Friday, July 29, 2016

Pre-Claim Review by CMS and its contractors is intended to change the face of Home Health

Originally published by kennedyhealthlaw.

CMS has announced changes to its claim processing for Illinois, Florida, Texas, Michigan and Massachusetts.  The Demonstration is called Pre-Claim Review.  It will change your world.  Pre-Claim Review (PCR) is scheduled to begin in Texas on or around December 1, 2016.  It is slated to last 3 years.

The Texas Association for Home Health and Hospice has called for its members (and anyone else who will) to call your congress person and insist that he/she stop the pre-claim review process because it will slow or cease home health patient access to care.

For those of you who have been subject to the recent ADR project, this is the ADR project on a long term extended release steroid.

CMS cites the increase in home health billing errors from the 17% percent in 2014 go over 51% in 2015.  Pre-Claim Review is not prior authorization, nor is it ADR or prepayment review.  The review of the paperwork comes before the HHA can submit the final claim and receive payment, and the review can come anytime after the client has been placed on service, even after the end of the episode.  Therefore, like an ADR for a final claim, you will have provided the services prior to getting approval for the submission of the final claim.  It is more a prior authorization for billing.  The permission given by CMS is to allow the HHA to submit its final claim.  Therefore it is not a pre-payment review, but a pre-submission review for permission to submit the final claim.  The claims will be paid as usual, but you can’t submit the final claim without the approval.

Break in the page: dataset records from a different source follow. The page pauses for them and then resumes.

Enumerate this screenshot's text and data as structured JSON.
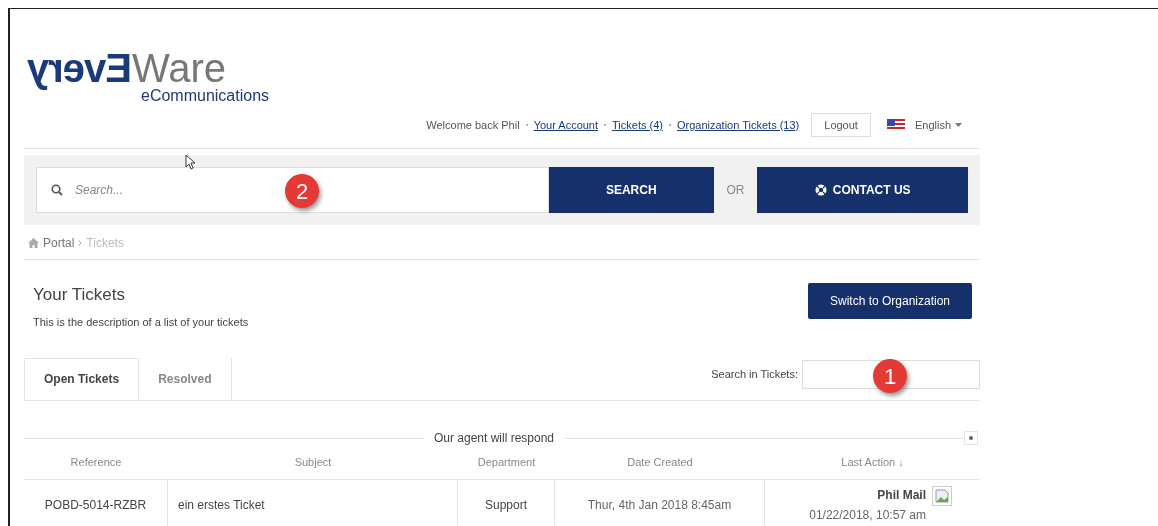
{
  "logo": {
    "mirrored": "Every",
    "rest": "Ware",
    "tagline": "eCommunications"
  },
  "top_nav": {
    "welcome": "Welcome back Phil",
    "links": [
      "Your Account",
      "Tickets (4)",
      "Organization Tickets (13)"
    ],
    "logout": "Logout",
    "language": "English"
  },
  "search_bar": {
    "placeholder": "Search...",
    "search_button": "SEARCH",
    "or": "OR",
    "contact_button": "CONTACT US",
    "marker": "2"
  },
  "breadcrumb": [
    "Portal",
    "Tickets"
  ],
  "page": {
    "title": "Your Tickets",
    "description": "This is the description of a list of your tickets",
    "switch_button": "Switch to Organization"
  },
  "tabs": [
    {
      "label": "Open Tickets",
      "selected": true
    },
    {
      "label": "Resolved",
      "selected": false
    }
  ],
  "ticket_search": {
    "label": "Search in Tickets:",
    "marker": "1"
  },
  "table": {
    "group_label": "Our agent will respond",
    "columns": [
      "Reference",
      "Subject",
      "Department",
      "Date Created",
      "Last Action ↓"
    ],
    "rows": [
      {
        "reference": "POBD-5014-RZBR",
        "subject": "ein erstes Ticket",
        "department": "Support",
        "date_created": "Thur, 4th Jan 2018 8:45am",
        "last_action_by": "Phil Mail",
        "last_action_time": "01/22/2018, 10:57 am"
      }
    ]
  }
}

While the documentation requirements are not being changed for home health, you should be aware from your experience with the ADR project that claims are being denied for not having the appropriate paperwork anyway.  Home Health has always been highly regulated, and will now  be highly technical regarding the paperwork you must present.

If your agency submits paperwork that is not approved, your agency will have a couple of options, either correct and resubmit the paperwork (up to an unlimited number of times), or appeal the denial and go through the administrative process of Medicare.  Those of you who have been through the Medicare appeals process know how very long that can take.

CMS maintains that the no beneficiary will have his or her access to home health restricted in any way.  I expect that is correct at first.  If CMS and its contractors stall out of the gates as sometimes occurs when demonstration projects are kicked off, if provider’s submission permission for final claims are delayed very long (remember, this is not a delay in payment, but a permission vehicle for the HHA to submit its final claim) beneficiaries may have to change providers often, even though their access to care is not restricted.

There is still time for getting your agency shaped up prior to the beginning of the demonstration.